My first reaction to reading this (and the rest of the quite informative article) was “boy – this guy’s a brave soul to make those statements publicly”, which I almost immediately realised was a fairly cowardly response as the architecture is obviously working for them.  From external perception, Netflix have a good reputation when it comes to service reliability and delivery and they were the only big AWS client to survive the US East EBS meltdown on April 2011 (http://techblog.netflix.com/2011/04/lessons-netflix-learned-from-aws-outage.html).  Based on all of this, I have to conclude that the good folk at Netflix really understand how to architect for large-scale distribution on AWS – which is an art that many of their virtualised neighbours on AWS are still grappling with.

So after thinking about what worried me so much about how the Netflix architecture was described in that article  I realised that if I came across an architectural diagram anything similar to the one I displayed earlier, I would immediately be very suspicious of the people behind this design and how it came to be this way.  Perhaps my initial bias is somewhat unfounded…

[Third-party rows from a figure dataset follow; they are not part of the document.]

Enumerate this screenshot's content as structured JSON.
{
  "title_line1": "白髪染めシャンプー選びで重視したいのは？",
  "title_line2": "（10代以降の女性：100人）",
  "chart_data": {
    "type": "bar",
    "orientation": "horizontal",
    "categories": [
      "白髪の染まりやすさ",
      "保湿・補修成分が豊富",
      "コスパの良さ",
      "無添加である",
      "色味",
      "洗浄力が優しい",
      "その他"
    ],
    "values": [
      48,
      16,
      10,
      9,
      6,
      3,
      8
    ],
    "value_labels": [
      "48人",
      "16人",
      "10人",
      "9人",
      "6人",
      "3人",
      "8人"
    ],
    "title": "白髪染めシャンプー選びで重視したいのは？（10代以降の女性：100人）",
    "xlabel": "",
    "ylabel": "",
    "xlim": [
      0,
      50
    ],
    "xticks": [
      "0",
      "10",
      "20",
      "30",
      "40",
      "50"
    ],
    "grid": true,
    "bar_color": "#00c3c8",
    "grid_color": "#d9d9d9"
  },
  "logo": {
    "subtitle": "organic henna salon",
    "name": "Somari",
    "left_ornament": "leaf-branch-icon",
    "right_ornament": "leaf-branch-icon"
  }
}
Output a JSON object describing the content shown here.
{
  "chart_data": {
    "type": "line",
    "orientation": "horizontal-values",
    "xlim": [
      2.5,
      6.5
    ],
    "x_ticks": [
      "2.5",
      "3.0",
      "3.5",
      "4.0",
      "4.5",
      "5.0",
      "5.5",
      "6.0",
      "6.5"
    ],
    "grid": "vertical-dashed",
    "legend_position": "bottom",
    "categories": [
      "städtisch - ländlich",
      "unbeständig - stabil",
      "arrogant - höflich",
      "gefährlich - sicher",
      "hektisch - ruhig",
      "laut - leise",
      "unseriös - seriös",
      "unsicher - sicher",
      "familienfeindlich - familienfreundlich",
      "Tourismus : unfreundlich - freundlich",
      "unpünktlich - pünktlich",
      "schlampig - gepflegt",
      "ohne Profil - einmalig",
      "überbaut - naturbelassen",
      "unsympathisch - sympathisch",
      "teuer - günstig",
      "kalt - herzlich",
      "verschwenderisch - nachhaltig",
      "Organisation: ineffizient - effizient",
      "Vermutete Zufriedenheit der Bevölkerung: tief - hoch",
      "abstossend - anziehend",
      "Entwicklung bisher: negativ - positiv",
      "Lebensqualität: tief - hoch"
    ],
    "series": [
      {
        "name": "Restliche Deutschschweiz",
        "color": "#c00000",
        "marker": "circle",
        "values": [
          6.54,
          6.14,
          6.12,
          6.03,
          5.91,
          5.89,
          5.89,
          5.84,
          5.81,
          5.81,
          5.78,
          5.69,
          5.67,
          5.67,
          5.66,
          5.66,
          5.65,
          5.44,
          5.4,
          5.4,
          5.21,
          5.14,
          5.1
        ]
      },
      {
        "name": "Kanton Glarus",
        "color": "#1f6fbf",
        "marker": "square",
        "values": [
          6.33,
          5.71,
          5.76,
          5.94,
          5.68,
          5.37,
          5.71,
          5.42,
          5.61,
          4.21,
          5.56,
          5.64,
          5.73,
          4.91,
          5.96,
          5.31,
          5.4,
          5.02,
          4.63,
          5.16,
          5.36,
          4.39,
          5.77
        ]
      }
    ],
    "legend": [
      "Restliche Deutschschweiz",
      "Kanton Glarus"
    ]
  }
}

Indeed, I automatically assume that a highly coupled architecture (like the diagram shows) implies a highly dependent architecture: systems of components/services that rely on the availability of their collaborators.  That is obviously not the case with Netflix.  Furthermore, given AWS is based on commodity hardware which is literally failing all over the place, building solutions that are highly tolerant of failure are a cornerstone of any reliable cloud architecture.

So perhaps I should focus less on coupling and start looking more at how dependencies and failover are managed?

Perhaps this sort of diagram isn’t necessarily an automatic red flag?

Indeed, AWS much published thoughts on 2-pizza teams will naturally produced more naturally distributed architectures based on much larger numbers of small connected services.